みょうがの葉を少し整理して収穫した。これは植えたわけでなく、勝手に生えてきた。日当たりの比較的悪い場所で、大きな葉に隠れた暗いジメジメした場所に頭を出して植わっている。ここにも魑魅魍魎がたくさんいて少しこわい。土に埋まっているところは白く、出ているところは紫がかった茶色。その中間が淡く美しいピンクでグラデーションになっている。
3火曜日
高校の構成の授業、夏休み明けの初回。たった1ヶ月の休みと思っていたけれど、授業やったのがずっと昔のことに感じられて、朝起きてからとても緊張していたけれど、行けばやるべき事も言うことも自然な流れの中で整理して伝えられた。

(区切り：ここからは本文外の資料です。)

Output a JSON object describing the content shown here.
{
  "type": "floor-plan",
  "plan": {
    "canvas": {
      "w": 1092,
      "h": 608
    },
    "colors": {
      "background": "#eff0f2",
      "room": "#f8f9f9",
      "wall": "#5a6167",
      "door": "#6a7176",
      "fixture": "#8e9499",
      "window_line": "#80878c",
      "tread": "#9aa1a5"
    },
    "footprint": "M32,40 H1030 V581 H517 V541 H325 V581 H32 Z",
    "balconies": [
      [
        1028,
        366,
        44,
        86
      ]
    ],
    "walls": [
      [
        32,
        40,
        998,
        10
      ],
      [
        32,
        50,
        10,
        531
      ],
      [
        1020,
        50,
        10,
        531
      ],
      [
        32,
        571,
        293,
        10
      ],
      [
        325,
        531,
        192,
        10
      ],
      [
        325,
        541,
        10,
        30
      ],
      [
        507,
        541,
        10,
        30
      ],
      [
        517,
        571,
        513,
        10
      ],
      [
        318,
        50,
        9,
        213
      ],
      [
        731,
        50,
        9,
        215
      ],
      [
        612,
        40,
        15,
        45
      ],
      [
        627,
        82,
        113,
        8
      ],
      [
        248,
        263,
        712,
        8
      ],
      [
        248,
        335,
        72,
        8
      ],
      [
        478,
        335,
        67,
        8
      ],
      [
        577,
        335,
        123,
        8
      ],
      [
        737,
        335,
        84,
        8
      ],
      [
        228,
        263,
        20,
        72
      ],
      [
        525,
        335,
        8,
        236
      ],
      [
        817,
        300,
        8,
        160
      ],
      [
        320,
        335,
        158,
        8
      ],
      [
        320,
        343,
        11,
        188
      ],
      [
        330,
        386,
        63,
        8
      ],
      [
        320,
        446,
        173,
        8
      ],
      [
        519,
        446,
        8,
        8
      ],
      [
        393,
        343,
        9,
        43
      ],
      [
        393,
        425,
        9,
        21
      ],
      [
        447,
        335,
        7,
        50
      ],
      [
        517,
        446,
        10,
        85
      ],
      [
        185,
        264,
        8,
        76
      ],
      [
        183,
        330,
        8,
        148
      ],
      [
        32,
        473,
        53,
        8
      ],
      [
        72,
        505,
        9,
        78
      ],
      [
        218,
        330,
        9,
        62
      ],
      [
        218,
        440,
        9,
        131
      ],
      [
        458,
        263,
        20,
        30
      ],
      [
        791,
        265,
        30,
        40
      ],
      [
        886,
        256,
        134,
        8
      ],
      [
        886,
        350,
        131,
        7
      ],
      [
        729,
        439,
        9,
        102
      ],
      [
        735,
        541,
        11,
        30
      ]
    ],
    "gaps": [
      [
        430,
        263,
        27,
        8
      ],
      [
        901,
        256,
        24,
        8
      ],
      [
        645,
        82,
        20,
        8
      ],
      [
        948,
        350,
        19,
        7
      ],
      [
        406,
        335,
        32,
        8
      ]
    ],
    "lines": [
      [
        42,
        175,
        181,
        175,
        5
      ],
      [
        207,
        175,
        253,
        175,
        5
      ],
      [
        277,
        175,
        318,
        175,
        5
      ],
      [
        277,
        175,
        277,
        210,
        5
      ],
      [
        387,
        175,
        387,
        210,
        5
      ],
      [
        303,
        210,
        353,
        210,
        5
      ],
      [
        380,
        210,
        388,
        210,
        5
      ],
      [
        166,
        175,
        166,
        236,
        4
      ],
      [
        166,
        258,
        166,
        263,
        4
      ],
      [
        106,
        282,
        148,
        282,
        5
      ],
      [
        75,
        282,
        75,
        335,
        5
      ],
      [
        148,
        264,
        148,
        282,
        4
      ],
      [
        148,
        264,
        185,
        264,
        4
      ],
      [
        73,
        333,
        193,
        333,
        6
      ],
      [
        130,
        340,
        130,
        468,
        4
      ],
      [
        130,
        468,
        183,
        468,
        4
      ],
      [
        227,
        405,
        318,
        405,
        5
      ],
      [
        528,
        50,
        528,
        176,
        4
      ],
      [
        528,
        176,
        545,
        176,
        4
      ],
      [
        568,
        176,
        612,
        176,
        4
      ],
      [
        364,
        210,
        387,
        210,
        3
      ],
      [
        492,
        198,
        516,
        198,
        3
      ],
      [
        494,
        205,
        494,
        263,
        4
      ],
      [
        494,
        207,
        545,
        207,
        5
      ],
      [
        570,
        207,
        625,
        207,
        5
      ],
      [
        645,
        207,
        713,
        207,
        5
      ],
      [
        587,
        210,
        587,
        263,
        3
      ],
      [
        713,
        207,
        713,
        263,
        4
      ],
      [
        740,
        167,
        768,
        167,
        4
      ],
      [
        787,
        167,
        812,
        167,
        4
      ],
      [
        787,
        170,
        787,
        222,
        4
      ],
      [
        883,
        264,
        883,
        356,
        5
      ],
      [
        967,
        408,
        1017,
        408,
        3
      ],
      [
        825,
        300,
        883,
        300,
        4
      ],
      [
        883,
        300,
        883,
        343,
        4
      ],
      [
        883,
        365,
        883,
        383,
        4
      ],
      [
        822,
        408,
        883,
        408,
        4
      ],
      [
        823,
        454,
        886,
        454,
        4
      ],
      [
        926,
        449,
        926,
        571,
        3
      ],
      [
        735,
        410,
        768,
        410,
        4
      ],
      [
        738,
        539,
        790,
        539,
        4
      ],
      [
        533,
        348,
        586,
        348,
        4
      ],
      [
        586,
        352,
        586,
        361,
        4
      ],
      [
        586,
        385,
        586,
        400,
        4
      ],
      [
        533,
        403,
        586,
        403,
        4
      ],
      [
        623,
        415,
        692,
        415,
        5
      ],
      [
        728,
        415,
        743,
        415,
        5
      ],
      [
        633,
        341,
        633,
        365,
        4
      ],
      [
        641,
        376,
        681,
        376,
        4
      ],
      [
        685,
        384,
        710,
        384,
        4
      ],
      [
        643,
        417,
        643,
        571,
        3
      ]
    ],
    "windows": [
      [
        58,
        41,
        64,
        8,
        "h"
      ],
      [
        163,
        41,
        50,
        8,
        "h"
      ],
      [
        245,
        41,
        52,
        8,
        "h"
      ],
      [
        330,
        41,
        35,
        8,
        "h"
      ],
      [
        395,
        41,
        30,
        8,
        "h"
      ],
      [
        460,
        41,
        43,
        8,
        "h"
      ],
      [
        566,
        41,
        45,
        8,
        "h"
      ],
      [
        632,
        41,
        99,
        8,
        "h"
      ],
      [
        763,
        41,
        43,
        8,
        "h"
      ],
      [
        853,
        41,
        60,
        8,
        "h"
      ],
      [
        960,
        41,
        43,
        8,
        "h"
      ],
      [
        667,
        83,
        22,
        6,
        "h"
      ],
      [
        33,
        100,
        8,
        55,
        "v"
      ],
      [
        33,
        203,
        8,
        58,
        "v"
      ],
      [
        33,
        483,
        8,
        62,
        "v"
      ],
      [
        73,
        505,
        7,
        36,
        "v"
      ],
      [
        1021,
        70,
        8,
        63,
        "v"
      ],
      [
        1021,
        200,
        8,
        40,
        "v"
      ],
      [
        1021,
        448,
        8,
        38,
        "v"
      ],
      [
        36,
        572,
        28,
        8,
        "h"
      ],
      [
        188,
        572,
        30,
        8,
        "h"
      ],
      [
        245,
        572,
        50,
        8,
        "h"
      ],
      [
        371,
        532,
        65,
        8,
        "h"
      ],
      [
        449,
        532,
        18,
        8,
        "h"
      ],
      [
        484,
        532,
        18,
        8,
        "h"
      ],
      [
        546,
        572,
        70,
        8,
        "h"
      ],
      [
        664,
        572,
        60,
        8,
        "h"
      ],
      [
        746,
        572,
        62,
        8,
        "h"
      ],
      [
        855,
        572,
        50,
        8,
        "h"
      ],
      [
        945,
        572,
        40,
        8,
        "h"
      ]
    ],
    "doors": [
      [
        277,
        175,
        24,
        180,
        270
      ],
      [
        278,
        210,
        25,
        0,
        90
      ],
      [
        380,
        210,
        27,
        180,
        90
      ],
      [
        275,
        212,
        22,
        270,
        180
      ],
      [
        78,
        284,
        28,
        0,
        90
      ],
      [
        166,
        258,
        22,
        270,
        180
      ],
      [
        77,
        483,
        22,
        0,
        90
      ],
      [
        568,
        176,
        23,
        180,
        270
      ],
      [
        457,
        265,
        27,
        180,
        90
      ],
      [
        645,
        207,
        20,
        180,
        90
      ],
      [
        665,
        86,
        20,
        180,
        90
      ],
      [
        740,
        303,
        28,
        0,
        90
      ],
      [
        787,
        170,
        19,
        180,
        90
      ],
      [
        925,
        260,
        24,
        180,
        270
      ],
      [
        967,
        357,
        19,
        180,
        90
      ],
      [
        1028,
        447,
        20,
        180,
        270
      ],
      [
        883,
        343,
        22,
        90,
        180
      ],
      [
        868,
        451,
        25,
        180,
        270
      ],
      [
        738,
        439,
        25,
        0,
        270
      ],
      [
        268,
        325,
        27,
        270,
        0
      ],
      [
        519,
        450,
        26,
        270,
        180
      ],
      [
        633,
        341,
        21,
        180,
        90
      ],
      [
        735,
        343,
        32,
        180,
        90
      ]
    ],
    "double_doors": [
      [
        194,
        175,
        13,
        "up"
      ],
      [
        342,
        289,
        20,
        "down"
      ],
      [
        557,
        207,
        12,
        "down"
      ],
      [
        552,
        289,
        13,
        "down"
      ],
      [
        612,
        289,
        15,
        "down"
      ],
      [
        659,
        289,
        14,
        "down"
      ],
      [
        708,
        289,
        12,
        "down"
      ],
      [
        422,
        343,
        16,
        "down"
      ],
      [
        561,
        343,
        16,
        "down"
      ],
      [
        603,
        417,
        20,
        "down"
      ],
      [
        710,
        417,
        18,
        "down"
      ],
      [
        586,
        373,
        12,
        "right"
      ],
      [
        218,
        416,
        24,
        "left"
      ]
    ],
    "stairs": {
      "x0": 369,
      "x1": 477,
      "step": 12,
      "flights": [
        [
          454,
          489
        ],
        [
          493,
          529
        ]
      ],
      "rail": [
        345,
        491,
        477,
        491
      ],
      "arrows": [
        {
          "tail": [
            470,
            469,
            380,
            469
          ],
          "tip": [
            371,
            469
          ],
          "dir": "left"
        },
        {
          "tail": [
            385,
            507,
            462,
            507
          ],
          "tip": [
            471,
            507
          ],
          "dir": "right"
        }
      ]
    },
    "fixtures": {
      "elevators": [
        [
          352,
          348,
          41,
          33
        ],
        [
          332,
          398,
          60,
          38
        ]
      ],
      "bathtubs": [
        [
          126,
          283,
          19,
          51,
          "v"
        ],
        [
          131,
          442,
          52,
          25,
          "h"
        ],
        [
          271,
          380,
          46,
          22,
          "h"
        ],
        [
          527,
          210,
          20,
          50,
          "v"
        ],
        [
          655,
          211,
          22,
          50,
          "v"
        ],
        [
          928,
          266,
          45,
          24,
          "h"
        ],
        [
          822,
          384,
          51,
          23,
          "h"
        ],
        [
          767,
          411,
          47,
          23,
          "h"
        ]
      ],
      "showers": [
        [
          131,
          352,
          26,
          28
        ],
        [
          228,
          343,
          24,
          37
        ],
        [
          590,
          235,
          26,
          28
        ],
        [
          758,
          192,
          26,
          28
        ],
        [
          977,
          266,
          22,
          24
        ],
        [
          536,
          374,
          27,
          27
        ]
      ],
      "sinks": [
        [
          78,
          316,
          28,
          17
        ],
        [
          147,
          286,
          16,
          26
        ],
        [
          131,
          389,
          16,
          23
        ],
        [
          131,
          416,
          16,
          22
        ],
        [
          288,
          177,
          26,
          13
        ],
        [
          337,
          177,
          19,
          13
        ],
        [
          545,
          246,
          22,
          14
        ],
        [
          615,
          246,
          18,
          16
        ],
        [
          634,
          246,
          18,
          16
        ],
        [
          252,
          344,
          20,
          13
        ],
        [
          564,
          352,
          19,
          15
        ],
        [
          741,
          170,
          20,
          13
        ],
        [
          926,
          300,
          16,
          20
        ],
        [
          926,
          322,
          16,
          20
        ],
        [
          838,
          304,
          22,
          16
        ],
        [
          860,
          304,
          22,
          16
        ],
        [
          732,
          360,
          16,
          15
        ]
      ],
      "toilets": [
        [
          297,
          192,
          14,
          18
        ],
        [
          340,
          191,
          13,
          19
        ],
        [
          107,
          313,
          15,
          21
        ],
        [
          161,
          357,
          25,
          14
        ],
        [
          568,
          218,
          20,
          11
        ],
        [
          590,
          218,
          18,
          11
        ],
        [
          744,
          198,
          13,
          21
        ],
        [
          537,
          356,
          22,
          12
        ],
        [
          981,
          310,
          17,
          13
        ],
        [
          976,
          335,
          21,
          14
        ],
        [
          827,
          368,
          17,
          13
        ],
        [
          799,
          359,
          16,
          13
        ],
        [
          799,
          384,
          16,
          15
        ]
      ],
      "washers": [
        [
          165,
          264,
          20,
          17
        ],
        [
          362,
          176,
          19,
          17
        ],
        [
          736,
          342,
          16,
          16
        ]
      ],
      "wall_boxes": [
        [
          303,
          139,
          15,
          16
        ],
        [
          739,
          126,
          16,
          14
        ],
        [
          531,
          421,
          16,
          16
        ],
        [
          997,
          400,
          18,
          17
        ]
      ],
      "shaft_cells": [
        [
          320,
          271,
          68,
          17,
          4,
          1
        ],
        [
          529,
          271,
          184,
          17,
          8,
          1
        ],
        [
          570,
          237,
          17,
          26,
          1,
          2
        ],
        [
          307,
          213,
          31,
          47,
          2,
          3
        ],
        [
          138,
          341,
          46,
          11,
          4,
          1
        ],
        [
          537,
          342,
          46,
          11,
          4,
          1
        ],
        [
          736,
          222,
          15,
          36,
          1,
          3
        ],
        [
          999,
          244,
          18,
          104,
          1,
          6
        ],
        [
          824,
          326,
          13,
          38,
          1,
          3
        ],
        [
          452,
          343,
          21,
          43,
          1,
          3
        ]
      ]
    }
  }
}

高校の先生を同じく50代からはじめた人が、張り切って授業の準備をしているという話を読んで励まされ、私も楽しみ方がわかってきたと思う。
2月曜日
福尾匠さんのフーコーの最終回で、先週がドゥルーズ最終回だったので、今期のフィロショピーが全部終わった。追いつこうと一気見したけど内容が濃いのでキャパオーバーだった。読書会や勉強会、レクチャーなど、オンラインで気軽に出来るようになって色々参加しているけれど、その中でも特に印象深い講座だった。
1日曜日
実家を後にして夫と上野へ。国立博物館に内藤礼の「生まれておいで 生きておいで」を見に行く。彼女の大きな展示を見に行くのは多分初めてだと思う。彼は水戸で見ている。私には彼女の仕事に乗れる側面と乗れない側面があって、おおよそ予想した範囲内の感受だった。それでももちろん行ってよかった。また、それとは別に、3会場を回るにあたって、本館の博物館の通常展示室を通る。高村光雲の老猿が思っていた以上に漫画的な表現だなと感じたり、ああ、掛け軸の縦の画面の使い方について面白く見るものがあったり、琉球のものに惹かれたり、他をゆっくり見る時間も体力も残っていなかったので、あくまで途中に通るところについて見ただけだったけれど、博物館に来たのが久しぶりで、近代ではないものを新しい目で見ることができる自身のタイミングなのがわかって、また来たいなと思った。ミュージアムショップで素朴な絵葉書ばかりに夢中になった。民藝という括りでなくても、もっと作ったり描いたりすることについての自由でプリミティブな強さを持ったものがたくさんあった。